After leaving the EU, Britain will also be excluded from access to the Galileo satellite system, Brexit negotiator Michel Barnier has said, despite having been instrumental is developing much of the technology involved.
But Mr Cox also had words of caution when it came to Britain going it alone, underlining previous comments about the process, which he has previously described as a “weakening of our interaction with our neighbouring countries”.
He said: “What you are seeing here with collaborations is, it is pretty much the case now that nobody, not even the United States, manages missions on its own.
“Part of that is the very reasonable point that it is expensive and so the more countries that collaborate the better it is and in my field, particle physics, that’s absolutely clear.
“Cern now is the only game in town in terms of big particle accelerators and pretty much everyone contributes everywhere around the world.
“These are global efforts and without that effort you can’t really do that.
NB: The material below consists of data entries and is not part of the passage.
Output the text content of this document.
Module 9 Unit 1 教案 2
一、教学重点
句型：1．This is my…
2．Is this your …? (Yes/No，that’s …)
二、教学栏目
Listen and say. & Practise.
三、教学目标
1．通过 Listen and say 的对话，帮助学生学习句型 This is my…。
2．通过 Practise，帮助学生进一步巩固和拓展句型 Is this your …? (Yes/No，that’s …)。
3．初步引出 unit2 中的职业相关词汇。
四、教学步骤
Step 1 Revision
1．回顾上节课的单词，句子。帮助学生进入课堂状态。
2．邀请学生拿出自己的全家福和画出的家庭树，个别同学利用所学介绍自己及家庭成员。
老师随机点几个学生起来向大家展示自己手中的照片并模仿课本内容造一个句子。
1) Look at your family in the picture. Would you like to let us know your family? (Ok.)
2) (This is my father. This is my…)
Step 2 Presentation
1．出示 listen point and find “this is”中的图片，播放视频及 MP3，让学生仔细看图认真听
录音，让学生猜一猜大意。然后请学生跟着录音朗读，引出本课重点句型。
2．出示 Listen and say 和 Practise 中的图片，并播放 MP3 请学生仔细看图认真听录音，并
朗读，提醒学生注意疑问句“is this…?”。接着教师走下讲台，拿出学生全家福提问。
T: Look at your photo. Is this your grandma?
“Another good example is the International Space Station.
“They don’t envisage a future where they will not be collaborating with Russia, and the European Space Agency, and most likely China as well.
“We’re pretty sure that the road map from now on is going to be international collaboration.”
Mr Cox’s Facebook post last week said: “I’ve signed this petition to revoke A50 and deal with the consequences afterwards – referendum, election, whatever.
“I have no idea whether these things do any good but after May’s astonishingly irresponsible speech this evening I’ll give anything a go.”
Prof. Cox, 51, serves as a professor of particle physics at the University of Manchester.
Before obtaining his PhD, he was the keyboard player with D:Ream, which scored a number one hit with Things Can Only Get Better, later used as the Labour Party’s 1997 election anthem, although he did not play on the track.
Other presenting credits include Wonders of the Universe, Stargazing Live and Human Universe.
In 2017 he also provided the voice of Professor Ryan Farrow in an episode of Postman Pat.